Biz, Kasım 1917’de Petrograd’da iktidarı
neredeyse hiç kan dökmeden, hatta hiçbir tutuklamayla karşılaşmadan ele
geçirdik. Kerenski hükümetindeki bakanlar, devrimden hemen sonra serbest
bırakıldılar. Dahası, iktidar Sovyet’e geçtikten sonra Kerenski ile birlikte
Petrograd’a ilerleyen ve Gatchina’da hapse attığımız Kazak generali Krasnov,
ertesi gün namus sözü verince serbest bırakıldı. Komün de uyguladığı ilk
tedbirler dâhilinde böylesi bir “cömertlik” örneği sunmuştu. Fakat bu, bir hata
idi. Sonrasında güneyde bizimle yaklaşık bir yıl savaştıktan ve binlerce
komünisti öldürdükten sonra General Krasnov, bir kez daha Petrograd’a doğru
ilerledi ama bu sefer Yudeniç’in ordusunun saflarında idi. Proleter devrim,
Petrograd’da aristokratların güç kazanmasından sonra, bilhassa Kadetlerin,
SR’ların ve Menşeviklerin örgütlediği süreç dâhilinde Çekoslovakların Volga’ya
hâkim olmasından, komünistlerin toplu hâlde idam edilmesinden, Lenin’in canına
kastedilmesinden, Uritski’nin öldürülmesinden vs. sonra daha da sertleşti.
Benzer türde eğilimlere, rüşeym hâlinde de olsa,
Komün tarihinde de tanıklık ediyoruz.
Mücadelenin mantığı gereğince Komün, ilkesel
olarak, yıldırmaya dönük girişimlerden yana saf tuttu. Kamu Güvenliği Komitesi,
yukarıdan gelen emirlerle oluşturuldu ve komiteye destek verenlerin büyük bir
kısmı, Kızıl Terör düşüncesinden yana idi. Komitenin görevi, “hainlerin
kellelerini almak” (Resmi Gazete,
Sayı. 123), “hainlerden intikam almak” (Sayı. 124) idi. “Yıldırma amaçlı
eylemleri öngören” kararların başında, Thiers’in ve bakanlarının mülklerine el
konulması, Thiers’in evinin harap edilmesi, Vendôme sütununun yıkılması ile
ilgili kararlar geliyordu. Diğer önemli bir karar da rehinelerle ilgili olandı.
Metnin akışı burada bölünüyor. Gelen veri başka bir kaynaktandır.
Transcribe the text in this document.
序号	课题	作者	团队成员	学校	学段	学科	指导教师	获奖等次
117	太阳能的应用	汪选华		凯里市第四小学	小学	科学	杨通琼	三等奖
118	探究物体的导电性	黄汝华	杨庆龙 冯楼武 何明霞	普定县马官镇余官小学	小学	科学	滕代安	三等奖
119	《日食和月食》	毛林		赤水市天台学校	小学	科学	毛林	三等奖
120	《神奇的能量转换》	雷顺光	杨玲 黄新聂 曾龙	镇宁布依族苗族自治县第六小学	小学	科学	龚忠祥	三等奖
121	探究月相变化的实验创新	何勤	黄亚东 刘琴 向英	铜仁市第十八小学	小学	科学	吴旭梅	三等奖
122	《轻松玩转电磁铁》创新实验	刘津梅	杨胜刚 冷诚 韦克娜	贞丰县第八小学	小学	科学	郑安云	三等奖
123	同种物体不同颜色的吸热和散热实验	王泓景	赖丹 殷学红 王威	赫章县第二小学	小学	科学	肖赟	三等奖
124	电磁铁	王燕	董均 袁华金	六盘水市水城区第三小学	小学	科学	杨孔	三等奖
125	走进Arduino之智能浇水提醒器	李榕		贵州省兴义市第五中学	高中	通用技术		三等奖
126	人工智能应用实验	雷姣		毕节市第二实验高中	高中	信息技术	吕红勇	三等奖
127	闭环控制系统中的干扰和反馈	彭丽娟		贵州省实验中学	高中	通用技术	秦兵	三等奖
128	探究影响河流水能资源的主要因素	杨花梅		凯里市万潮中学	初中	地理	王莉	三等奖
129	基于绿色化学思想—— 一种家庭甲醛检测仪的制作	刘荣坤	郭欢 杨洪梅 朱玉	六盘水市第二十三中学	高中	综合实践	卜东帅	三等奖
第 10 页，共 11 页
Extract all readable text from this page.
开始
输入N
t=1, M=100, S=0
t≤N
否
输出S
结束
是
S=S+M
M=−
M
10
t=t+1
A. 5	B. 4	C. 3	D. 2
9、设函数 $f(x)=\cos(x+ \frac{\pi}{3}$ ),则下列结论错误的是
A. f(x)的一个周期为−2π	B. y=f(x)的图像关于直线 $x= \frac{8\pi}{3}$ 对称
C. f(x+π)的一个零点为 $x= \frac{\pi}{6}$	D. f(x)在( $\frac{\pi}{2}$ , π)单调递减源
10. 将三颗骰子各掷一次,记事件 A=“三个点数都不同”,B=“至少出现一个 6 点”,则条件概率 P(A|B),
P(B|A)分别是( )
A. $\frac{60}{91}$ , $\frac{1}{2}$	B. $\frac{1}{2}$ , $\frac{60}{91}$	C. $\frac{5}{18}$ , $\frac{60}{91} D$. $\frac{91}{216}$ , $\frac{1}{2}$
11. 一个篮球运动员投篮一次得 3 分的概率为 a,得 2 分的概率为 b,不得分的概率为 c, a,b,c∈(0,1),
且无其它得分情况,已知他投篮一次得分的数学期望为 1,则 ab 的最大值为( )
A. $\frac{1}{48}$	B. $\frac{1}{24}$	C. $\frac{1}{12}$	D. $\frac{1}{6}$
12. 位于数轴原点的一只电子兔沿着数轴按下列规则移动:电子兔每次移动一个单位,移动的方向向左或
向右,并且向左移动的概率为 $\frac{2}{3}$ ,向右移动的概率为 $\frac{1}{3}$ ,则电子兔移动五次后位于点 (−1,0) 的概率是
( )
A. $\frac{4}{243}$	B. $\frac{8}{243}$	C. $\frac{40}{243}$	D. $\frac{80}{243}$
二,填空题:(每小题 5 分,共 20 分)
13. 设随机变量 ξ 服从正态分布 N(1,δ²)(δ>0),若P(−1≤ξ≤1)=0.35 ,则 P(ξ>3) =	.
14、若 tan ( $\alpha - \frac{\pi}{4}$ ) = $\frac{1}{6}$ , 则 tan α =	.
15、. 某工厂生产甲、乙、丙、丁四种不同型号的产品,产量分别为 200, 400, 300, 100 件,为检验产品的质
Ele geçirilen ve Versay tarafından vurulan her bir Komünar ve Komün sempatizanı
karşılığında üç rehine vuruldu. O dönemde Paris Emniyet Müdürü olarak
görevlendirilmiş olan Raoul Rigault’nun tüm eylemleri, her zaman faydalı olmasa
da, saf mânâda terörizm kapsamında değerlendirilebilecek türden eylemlerdi.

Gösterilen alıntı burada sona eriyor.